We'll also be asking the federal government to allow the State to do its own testing - the State has a very sophisticated Department of Health system and a very sophisticated laboratory at Wadsworth - so one of the issues we now have is it takes a couple of days to get the testing results back. If we could accelerate that by doing testing in the State, and the CDC allowed that, that would be very helpful.

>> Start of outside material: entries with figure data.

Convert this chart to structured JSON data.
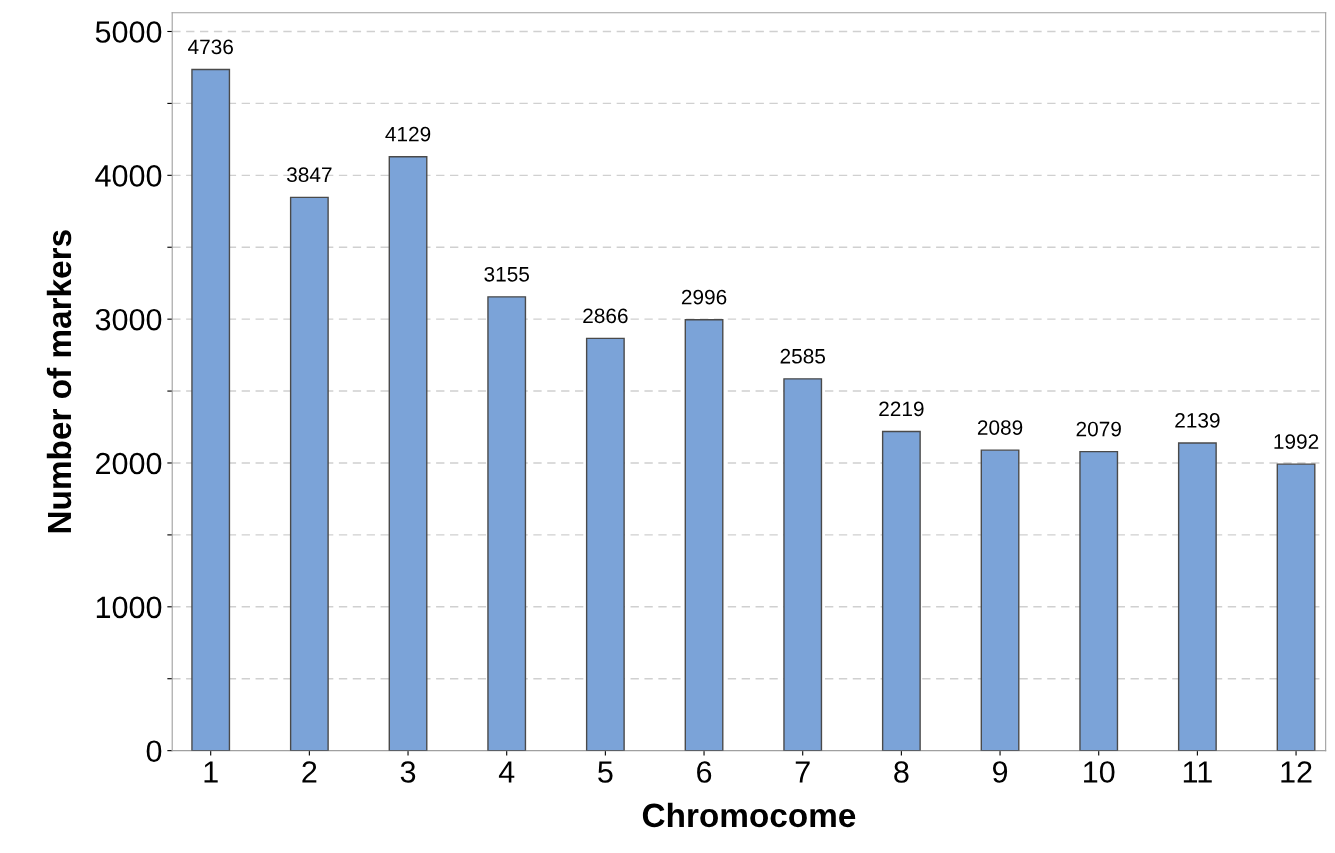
{
  "chart_data": {
    "type": "bar",
    "xlabel": "Chromocome",
    "ylabel": "Number of markers",
    "categories": [
      "1",
      "2",
      "3",
      "4",
      "5",
      "6",
      "7",
      "8",
      "9",
      "10",
      "11",
      "12"
    ],
    "values": [
      4736,
      3847,
      4129,
      3155,
      2866,
      2996,
      2585,
      2219,
      2089,
      2079,
      2139,
      1992
    ],
    "color": "#7ba3d8",
    "data_labels": true,
    "ylim": [
      0,
      5130
    ],
    "yticks": [
      0,
      {
        "value": 500,
        "label": null
      },
      1000,
      {
        "value": 1500,
        "label": null
      },
      2000,
      {
        "value": 2500,
        "label": null
      },
      3000,
      {
        "value": 3500,
        "label": null
      },
      4000,
      {
        "value": 4500,
        "label": null
      },
      5000
    ],
    "grid": "y",
    "legend": false
  }
}
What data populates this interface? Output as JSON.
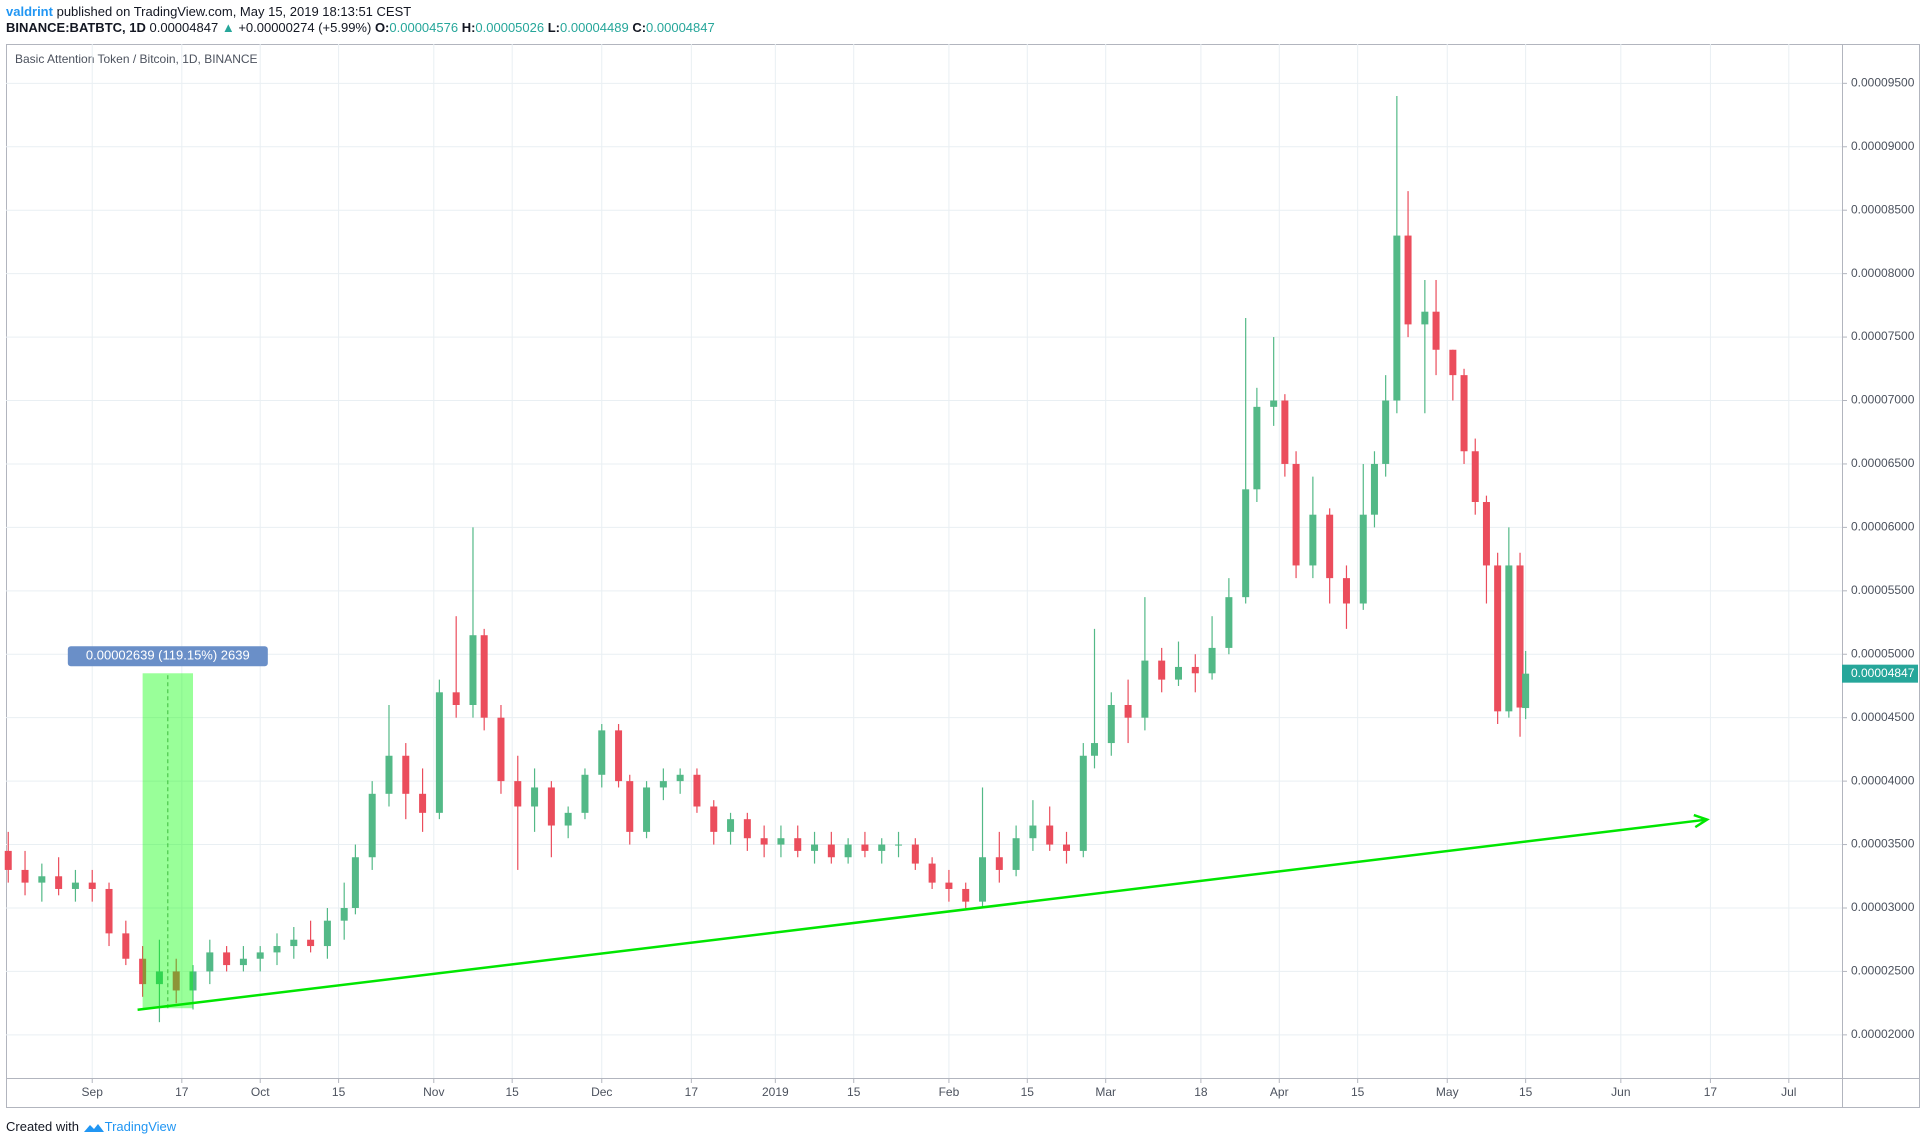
{
  "header": {
    "author": "valdrint",
    "published": "published on TradingView.com, May 15, 2019 18:13:51 CEST",
    "symbol": "BINANCE:BATBTC, 1D",
    "last": "0.00004847",
    "arrow": "▲",
    "change": "+0.00000274 (+5.99%)",
    "ohlc": [
      {
        "label": "O:",
        "value": "0.00004576"
      },
      {
        "label": "H:",
        "value": "0.00005026"
      },
      {
        "label": "L:",
        "value": "0.00004489"
      },
      {
        "label": "C:",
        "value": "0.00004847"
      }
    ]
  },
  "chart_data": {
    "type": "candlestick",
    "title": "Basic Attention Token / Bitcoin, 1D, BINANCE",
    "up_color": "#53b987",
    "down_color": "#eb4d5c",
    "grid": true,
    "xlim": [
      -15.4,
      312.5
    ],
    "ylim": [
      1.66e-05,
      9.81e-05
    ],
    "xticks": [
      {
        "value": 0,
        "label": "Sep"
      },
      {
        "value": 16,
        "label": "17"
      },
      {
        "value": 30,
        "label": "Oct"
      },
      {
        "value": 44,
        "label": "15"
      },
      {
        "value": 61,
        "label": "Nov"
      },
      {
        "value": 75,
        "label": "15"
      },
      {
        "value": 91,
        "label": "Dec"
      },
      {
        "value": 107,
        "label": "17"
      },
      {
        "value": 122,
        "label": "2019"
      },
      {
        "value": 136,
        "label": "15"
      },
      {
        "value": 153,
        "label": "Feb"
      },
      {
        "value": 167,
        "label": "15"
      },
      {
        "value": 181,
        "label": "Mar"
      },
      {
        "value": 198,
        "label": "18"
      },
      {
        "value": 212,
        "label": "Apr"
      },
      {
        "value": 226,
        "label": "15"
      },
      {
        "value": 242,
        "label": "May"
      },
      {
        "value": 256,
        "label": "15"
      },
      {
        "value": 273,
        "label": "Jun"
      },
      {
        "value": 289,
        "label": "17"
      },
      {
        "value": 303,
        "label": "Jul"
      }
    ],
    "yticks": [
      {
        "value": 2e-05,
        "label": "0.00002000"
      },
      {
        "value": 2.5e-05,
        "label": "0.00002500"
      },
      {
        "value": 3e-05,
        "label": "0.00003000"
      },
      {
        "value": 3.5e-05,
        "label": "0.00003500"
      },
      {
        "value": 4e-05,
        "label": "0.00004000"
      },
      {
        "value": 4.5e-05,
        "label": "0.00004500"
      },
      {
        "value": 5e-05,
        "label": "0.00005000"
      },
      {
        "value": 5.5e-05,
        "label": "0.00005500"
      },
      {
        "value": 6e-05,
        "label": "0.00006000"
      },
      {
        "value": 6.5e-05,
        "label": "0.00006500"
      },
      {
        "value": 7e-05,
        "label": "0.00007000"
      },
      {
        "value": 7.5e-05,
        "label": "0.00007500"
      },
      {
        "value": 8e-05,
        "label": "0.00008000"
      },
      {
        "value": 8.5e-05,
        "label": "0.00008500"
      },
      {
        "value": 9e-05,
        "label": "0.00009000"
      },
      {
        "value": 9.5e-05,
        "label": "0.00009500"
      }
    ],
    "x": [
      -15,
      -12,
      -9,
      -6,
      -3,
      0,
      3,
      6,
      9,
      12,
      15,
      18,
      21,
      24,
      27,
      30,
      33,
      36,
      39,
      42,
      45,
      47,
      50,
      53,
      56,
      59,
      62,
      65,
      68,
      70,
      73,
      76,
      79,
      82,
      85,
      88,
      91,
      94,
      96,
      99,
      102,
      105,
      108,
      111,
      114,
      117,
      120,
      123,
      126,
      129,
      132,
      135,
      138,
      141,
      144,
      147,
      150,
      153,
      156,
      159,
      162,
      165,
      168,
      171,
      174,
      177,
      179,
      182,
      185,
      188,
      191,
      194,
      197,
      200,
      203,
      206,
      208,
      211,
      213,
      215,
      218,
      221,
      224,
      227,
      229,
      231,
      233,
      235,
      238,
      240,
      243,
      245,
      247,
      249,
      251,
      253,
      255,
      256
    ],
    "open": [
      3.45e-05,
      3.3e-05,
      3.2e-05,
      3.25e-05,
      3.15e-05,
      3.2e-05,
      3.15e-05,
      2.8e-05,
      2.6e-05,
      2.4e-05,
      2.5e-05,
      2.35e-05,
      2.5e-05,
      2.65e-05,
      2.55e-05,
      2.6e-05,
      2.65e-05,
      2.7e-05,
      2.75e-05,
      2.7e-05,
      2.9e-05,
      3e-05,
      3.4e-05,
      3.9e-05,
      4.2e-05,
      3.9e-05,
      3.75e-05,
      4.7e-05,
      4.6e-05,
      5.15e-05,
      4.5e-05,
      4e-05,
      3.8e-05,
      3.95e-05,
      3.65e-05,
      3.75e-05,
      4.05e-05,
      4.4e-05,
      4e-05,
      3.6e-05,
      3.95e-05,
      4e-05,
      4.05e-05,
      3.8e-05,
      3.6e-05,
      3.7e-05,
      3.55e-05,
      3.5e-05,
      3.55e-05,
      3.45e-05,
      3.5e-05,
      3.4e-05,
      3.5e-05,
      3.45e-05,
      3.5e-05,
      3.5e-05,
      3.35e-05,
      3.2e-05,
      3.15e-05,
      3.05e-05,
      3.4e-05,
      3.3e-05,
      3.55e-05,
      3.65e-05,
      3.5e-05,
      3.45e-05,
      4.2e-05,
      4.3e-05,
      4.6e-05,
      4.5e-05,
      4.95e-05,
      4.8e-05,
      4.9e-05,
      4.85e-05,
      5.05e-05,
      5.45e-05,
      6.3e-05,
      6.95e-05,
      7e-05,
      6.5e-05,
      5.7e-05,
      6.1e-05,
      5.6e-05,
      5.4e-05,
      6.1e-05,
      6.5e-05,
      7e-05,
      8.3e-05,
      7.6e-05,
      7.7e-05,
      7.4e-05,
      7.2e-05,
      6.6e-05,
      6.2e-05,
      5.7e-05,
      4.55e-05,
      5.7e-05,
      4.576e-05
    ],
    "high": [
      3.6e-05,
      3.45e-05,
      3.35e-05,
      3.4e-05,
      3.3e-05,
      3.3e-05,
      3.2e-05,
      2.9e-05,
      2.7e-05,
      2.75e-05,
      2.6e-05,
      2.55e-05,
      2.75e-05,
      2.7e-05,
      2.7e-05,
      2.7e-05,
      2.8e-05,
      2.85e-05,
      2.9e-05,
      3e-05,
      3.2e-05,
      3.5e-05,
      4e-05,
      4.6e-05,
      4.3e-05,
      4.1e-05,
      4.8e-05,
      5.3e-05,
      6e-05,
      5.2e-05,
      4.6e-05,
      4.2e-05,
      4.1e-05,
      4e-05,
      3.8e-05,
      4.1e-05,
      4.45e-05,
      4.45e-05,
      4.05e-05,
      4e-05,
      4.1e-05,
      4.1e-05,
      4.1e-05,
      3.85e-05,
      3.75e-05,
      3.75e-05,
      3.65e-05,
      3.65e-05,
      3.65e-05,
      3.6e-05,
      3.6e-05,
      3.55e-05,
      3.6e-05,
      3.55e-05,
      3.6e-05,
      3.55e-05,
      3.4e-05,
      3.3e-05,
      3.2e-05,
      3.95e-05,
      3.6e-05,
      3.65e-05,
      3.85e-05,
      3.8e-05,
      3.6e-05,
      4.3e-05,
      5.2e-05,
      4.7e-05,
      4.8e-05,
      5.45e-05,
      5.05e-05,
      5.1e-05,
      5e-05,
      5.3e-05,
      5.6e-05,
      7.65e-05,
      7.1e-05,
      7.5e-05,
      7.05e-05,
      6.6e-05,
      6.4e-05,
      6.15e-05,
      5.7e-05,
      6.5e-05,
      6.6e-05,
      7.2e-05,
      9.4e-05,
      8.65e-05,
      7.95e-05,
      7.95e-05,
      7.4e-05,
      7.25e-05,
      6.7e-05,
      6.25e-05,
      5.8e-05,
      6e-05,
      5.8e-05,
      5.026e-05
    ],
    "low": [
      3.2e-05,
      3.1e-05,
      3.05e-05,
      3.1e-05,
      3.05e-05,
      3.05e-05,
      2.7e-05,
      2.55e-05,
      2.3e-05,
      2.1e-05,
      2.25e-05,
      2.2e-05,
      2.4e-05,
      2.5e-05,
      2.5e-05,
      2.5e-05,
      2.55e-05,
      2.6e-05,
      2.65e-05,
      2.6e-05,
      2.75e-05,
      2.95e-05,
      3.3e-05,
      3.8e-05,
      3.7e-05,
      3.6e-05,
      3.7e-05,
      4.5e-05,
      4.5e-05,
      4.4e-05,
      3.9e-05,
      3.3e-05,
      3.6e-05,
      3.4e-05,
      3.55e-05,
      3.7e-05,
      3.95e-05,
      3.95e-05,
      3.5e-05,
      3.55e-05,
      3.85e-05,
      3.9e-05,
      3.75e-05,
      3.5e-05,
      3.5e-05,
      3.45e-05,
      3.4e-05,
      3.4e-05,
      3.4e-05,
      3.35e-05,
      3.35e-05,
      3.35e-05,
      3.4e-05,
      3.35e-05,
      3.4e-05,
      3.3e-05,
      3.15e-05,
      3.05e-05,
      3e-05,
      3e-05,
      3.2e-05,
      3.25e-05,
      3.45e-05,
      3.45e-05,
      3.35e-05,
      3.4e-05,
      4.1e-05,
      4.2e-05,
      4.3e-05,
      4.4e-05,
      4.7e-05,
      4.75e-05,
      4.7e-05,
      4.8e-05,
      5e-05,
      5.4e-05,
      6.2e-05,
      6.8e-05,
      6.4e-05,
      5.6e-05,
      5.6e-05,
      5.4e-05,
      5.2e-05,
      5.35e-05,
      6e-05,
      6.4e-05,
      6.9e-05,
      7.5e-05,
      6.9e-05,
      7.2e-05,
      7e-05,
      6.5e-05,
      6.1e-05,
      5.4e-05,
      4.45e-05,
      4.5e-05,
      4.35e-05,
      4.489e-05
    ],
    "close": [
      3.3e-05,
      3.2e-05,
      3.25e-05,
      3.15e-05,
      3.2e-05,
      3.15e-05,
      2.8e-05,
      2.6e-05,
      2.4e-05,
      2.5e-05,
      2.35e-05,
      2.5e-05,
      2.65e-05,
      2.55e-05,
      2.6e-05,
      2.65e-05,
      2.7e-05,
      2.75e-05,
      2.7e-05,
      2.9e-05,
      3e-05,
      3.4e-05,
      3.9e-05,
      4.2e-05,
      3.9e-05,
      3.75e-05,
      4.7e-05,
      4.6e-05,
      5.15e-05,
      4.5e-05,
      4e-05,
      3.8e-05,
      3.95e-05,
      3.65e-05,
      3.75e-05,
      4.05e-05,
      4.4e-05,
      4e-05,
      3.6e-05,
      3.95e-05,
      4e-05,
      4.05e-05,
      3.8e-05,
      3.6e-05,
      3.7e-05,
      3.55e-05,
      3.5e-05,
      3.55e-05,
      3.45e-05,
      3.5e-05,
      3.4e-05,
      3.5e-05,
      3.45e-05,
      3.5e-05,
      3.5e-05,
      3.35e-05,
      3.2e-05,
      3.15e-05,
      3.05e-05,
      3.4e-05,
      3.3e-05,
      3.55e-05,
      3.65e-05,
      3.5e-05,
      3.45e-05,
      4.2e-05,
      4.3e-05,
      4.6e-05,
      4.5e-05,
      4.95e-05,
      4.8e-05,
      4.9e-05,
      4.85e-05,
      5.05e-05,
      5.45e-05,
      6.3e-05,
      6.95e-05,
      7e-05,
      6.5e-05,
      5.7e-05,
      6.1e-05,
      5.6e-05,
      5.4e-05,
      6.1e-05,
      6.5e-05,
      7e-05,
      8.3e-05,
      7.6e-05,
      7.7e-05,
      7.4e-05,
      7.2e-05,
      6.6e-05,
      6.2e-05,
      5.7e-05,
      4.55e-05,
      5.7e-05,
      4.58e-05,
      4.847e-05
    ],
    "last_price": {
      "value": 4.847e-05,
      "label": "0.00004847"
    },
    "measure": {
      "x": [
        9,
        18
      ],
      "y": [
        2.21e-05,
        4.85e-05
      ],
      "label": "0.00002639 (119.15%) 2639",
      "color": "#00ff00"
    },
    "trendline": {
      "x": [
        8.1,
        288.4
      ],
      "y": [
        2.198e-05,
        3.697e-05
      ],
      "color": "#00e600"
    }
  },
  "footer": {
    "text": "Created with",
    "brand": "TradingView"
  }
}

As a matter of perspective, you take in one of these situations very seriously, and that's what government should do. Whether it's SARS or Ebola or Zika or Legionnaire's, we took every moment very seriously. If you prepare correctly, you'll have less of an issue when or if a situation develops into something that is more problematic. I was at the Jewish Community Center this past Sunday. It was a bomb threat - an email bomb threat - something I heard when I was in the federal government in emergency management, they said, "The threat that you don't take seriously is the one that becomes serious." So we take every situation like this seriously and we prepare for it, but from a public point of view, I want to keep the perspective right. Yes, we're preparing, but this situation is not a situation that should cause undue fear among people. Yes, it is a serious illness, has a higher mortality rate than the flu, et cetera, but not like some of these situations. We had 17,000 people in the State of New York last week that had the flu - 17,000. So we've dealt with situations like this in the past and we'll deal with it again.